No matter how the scientists disrupted the phospholipase C pathway, however, M4 cells still responded to light without a reduction in the size of response, and M2 cells responded by about half as much as control mice. So, M2 cells seem to use, in part, the phospholipase C pathway, but M4 cells hardly use it.
"That prompted us to search for an alternative pathway the cells might be using," says Zheng Jiang, Ph.D., a research associate who works in Yau's laboratory.
In their search, according to Jiang, they found one biochemical pathway involving HCN channels, that, when disrupted, almost completely blocked the intrinsic light response in M4 cells and partly blocked it in M2 cells. Thus, M2 cells were using both the phospholipase C and the newly found HCN-channel pathway, and M4 cells seemed to mostly use the HCN pathway.
HCN channels, which stands for hyperpolarization-activated and cyclic nucleotide-gated channel, are found also in mammalian heart cells, acting as a pacemaker to set heart rate.

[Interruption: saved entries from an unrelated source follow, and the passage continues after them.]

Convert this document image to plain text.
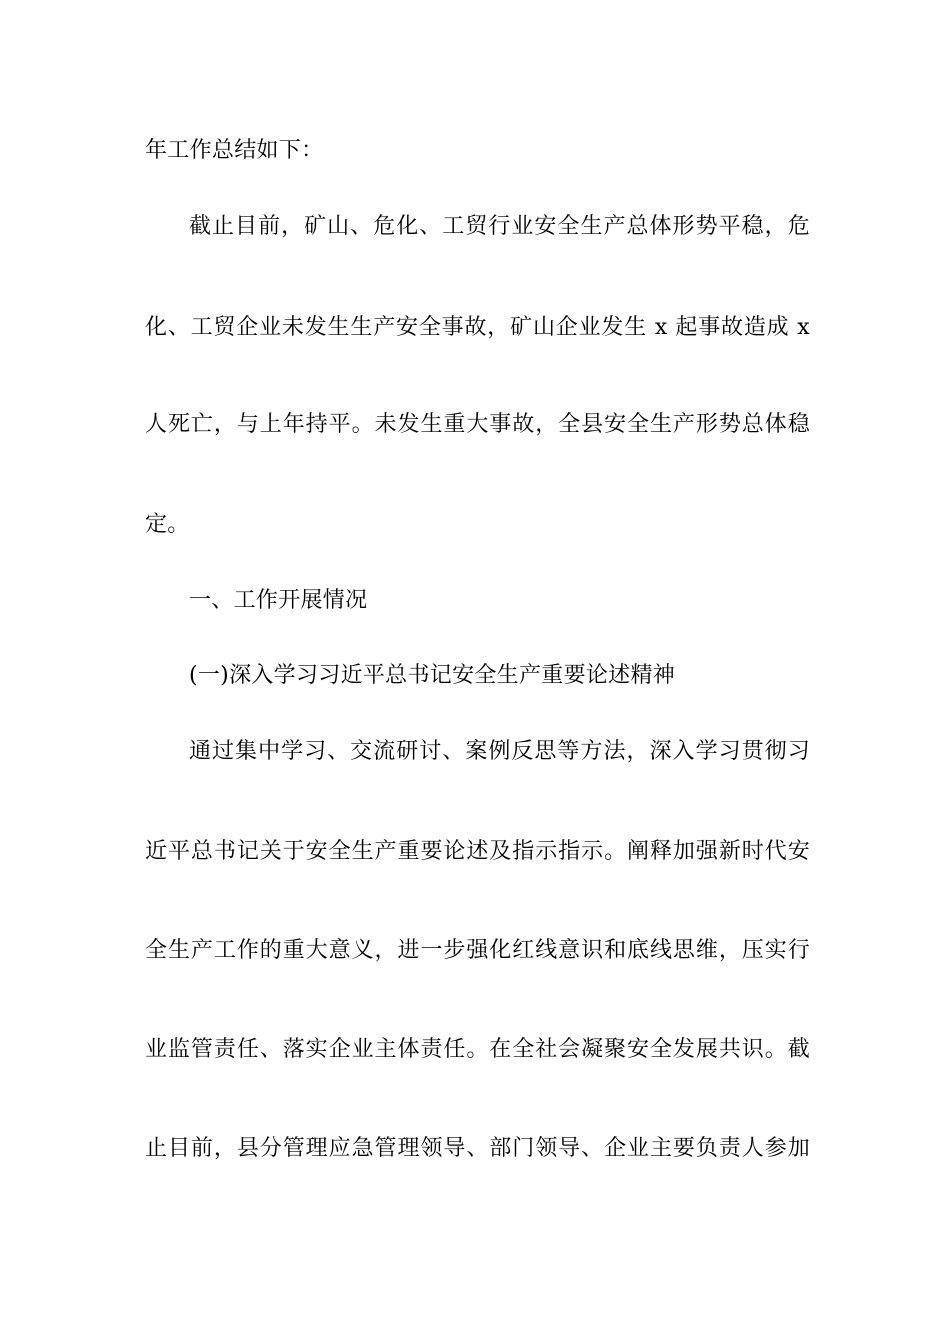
年工作总结如下：
截止目前，矿山、危化、工贸行业安全生产总体形势平稳，危
化、工贸企业未发生生产安全事故，矿山企业发生 x 起事故造成 x
人死亡，与上年持平。未发生重大事故，全县安全生产形势总体稳
定。
一、工作开展情况
(一)深入学习习近平总书记安全生产重要论述精神
通过集中学习、交流研讨、案例反思等方法，深入学习贯彻习
近平总书记关于安全生产重要论述及指示指示。阐释加强新时代安
全生产工作的重大意义，进一步强化红线意识和底线思维，压实行
业监管责任、落实企业主体责任。在全社会凝聚安全发展共识。截
止目前，县分管理应急管理领导、部门领导、企业主要负责人参加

The observation that M2 cells use two biochemical pathways for light response suggests a primordial link, say the researchers, harkening back to the proposal by evolutionary biologists that the earliest photoreceptor may contain both mechanisms in the same cell.
Yau says this phenomenon likely exists in the retinas of humans, as well.
Other scientists who performed experiments and contributed to the study include Wendy W.S. Yue, Lujing Chen and Yanghui Sheng of Johns Hopkins.
Funding for the study was provided by the National Institutes of Health (EY014596), the António Champalimaud Vision Award, Portugal, a NARSAD Young Investigator Grant and a HHMI International predoctoral fellowship.